Найл достал из внутреннего кармана портсигар — тот самый, что Рэчел подарила ему в день их свадьбы. Он пересек комнату, чтобы наполнить его сигаретами из серебряной коробки, что стояла на кофейном столике.

— У меня сейчас нет времени на разговоры. — Голос его был сух и деловит. — Мы поговорим, когда я вернусь.

Сколько раз Рэчел слышала, как люди обращаются таким тоном к детям: «Не сейчас, дорогая, я занят», — вот что они говорили. Не раз она слышала от отца: «Беги, поиграй, будь хорошей девочкой». И детям — поскольку они дети — приходится смиряться с подобным тоном.

Но она уже не была ребенком, и внезапно из глубин ее сознания поднялась бездонная волна возмущения. Рэчел прямо-таки закипела от ярости и горькой обиды.

— Если я все еще буду здесь, — беззаботно бросила она.

Найл даже не поднял головы — он был занят укладыванием в портсигар сигарет аккуратными рядами.

— И что это должно значить? — ровным голосом поинтересовался он.

Именно в этот момент, когда она увидала, что ее замечание даже не оторвало Найла от такого пустячного занятия, Рэчел приняла отчаянное решение действовать. Можно было уже не сомневаться насчет «если»: ее точно здесь не будет, когда он вернется.

— Прощай, Найл, — твердо сказала она, повернулась и вышла из комнаты.

Несколько минут спустя она услышала, как отъехала его машина.

На следующий день рано утром Рэчел отправилась в отель, где проживала миссис Девоне. Было невозможно уехать с Бермудских островов совсем без денег, а в ее кошельке оставалось только два или три фунта. Этой суммы не хватило бы для оплаты проезда в Англию даже грузовым судном.

Всю ночь она пыталась придумать, под каким благовидным предлогом одолжить денег у своей невестки. Но хотя Найл и выделил деньги сестре раз в месяц, тогда как Рэчел было позволено тратить столько денег, сколько ей захочется, скорее всего, Джульет уже растранжирила все свои карманные деньги.
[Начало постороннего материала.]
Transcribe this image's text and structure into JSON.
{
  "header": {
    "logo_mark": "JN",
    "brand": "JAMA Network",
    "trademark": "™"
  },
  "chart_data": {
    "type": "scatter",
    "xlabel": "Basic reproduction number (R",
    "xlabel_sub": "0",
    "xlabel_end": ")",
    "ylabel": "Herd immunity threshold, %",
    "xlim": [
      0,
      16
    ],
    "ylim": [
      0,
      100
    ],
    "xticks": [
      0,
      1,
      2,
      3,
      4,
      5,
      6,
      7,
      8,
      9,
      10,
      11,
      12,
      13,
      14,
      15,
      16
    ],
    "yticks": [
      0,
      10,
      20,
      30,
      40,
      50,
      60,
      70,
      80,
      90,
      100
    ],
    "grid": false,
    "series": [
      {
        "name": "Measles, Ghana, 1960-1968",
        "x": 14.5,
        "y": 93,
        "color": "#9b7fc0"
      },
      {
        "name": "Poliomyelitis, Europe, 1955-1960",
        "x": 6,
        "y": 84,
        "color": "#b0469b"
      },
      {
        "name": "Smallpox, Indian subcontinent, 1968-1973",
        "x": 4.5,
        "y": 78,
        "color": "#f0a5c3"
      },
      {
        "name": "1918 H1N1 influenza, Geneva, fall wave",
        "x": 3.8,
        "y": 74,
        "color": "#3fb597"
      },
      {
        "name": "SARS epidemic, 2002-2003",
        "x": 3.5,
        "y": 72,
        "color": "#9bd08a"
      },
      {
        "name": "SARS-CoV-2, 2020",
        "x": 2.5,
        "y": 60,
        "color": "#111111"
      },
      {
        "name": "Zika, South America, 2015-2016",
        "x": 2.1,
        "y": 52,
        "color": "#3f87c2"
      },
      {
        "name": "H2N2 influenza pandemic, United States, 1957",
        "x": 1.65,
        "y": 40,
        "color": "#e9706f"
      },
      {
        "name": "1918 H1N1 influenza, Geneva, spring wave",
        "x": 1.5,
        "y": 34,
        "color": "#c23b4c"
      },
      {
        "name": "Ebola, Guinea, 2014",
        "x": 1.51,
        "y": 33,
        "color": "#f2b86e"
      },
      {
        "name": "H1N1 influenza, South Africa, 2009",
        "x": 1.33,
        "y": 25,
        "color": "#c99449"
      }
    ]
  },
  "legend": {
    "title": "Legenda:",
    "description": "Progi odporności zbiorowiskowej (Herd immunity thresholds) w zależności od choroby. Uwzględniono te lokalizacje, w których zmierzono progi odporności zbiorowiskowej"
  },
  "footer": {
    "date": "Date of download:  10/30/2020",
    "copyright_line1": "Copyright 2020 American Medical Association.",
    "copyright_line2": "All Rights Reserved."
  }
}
Рэчел мысленно представила себе реакцию невестки на просьбу о небольшом займе. «Извини, дорогая, но я на мели. Попроси у бабули. Она даст, сколько тебе нужно», — вот что она, вероятно, сказала бы. И затем, конечно: «А что ты хочешь купить? И почему не оплатишь чеком?»

Рэчел нисколько не сомневалась, что старая миссис Хэррис дала бы ей столько денег, сколько бы она ни попросила, и без всяких вопросов. Но она не могла заставить себя обмануть пожилую леди, заставив ее невольно стать пособницей побега. Шок, который после ее отъезда будет испытывать бабушка Найла, несомненно, тяжким камнем ляжет на совесть Рэчел.

Добравшись до отеля, она была потрясена, узнав от служащего, что миссис Девоне уехала накануне вечером.

— Ваше имя миссис Хэррис? — спросил он. — О, тогда для вас оставлено письмо, мадам. Перед отъездом миссис Девоне велела передать его вам, если вы зайдете в ближайшие дни. Если же нет, нам приказано отправить его вам почтой.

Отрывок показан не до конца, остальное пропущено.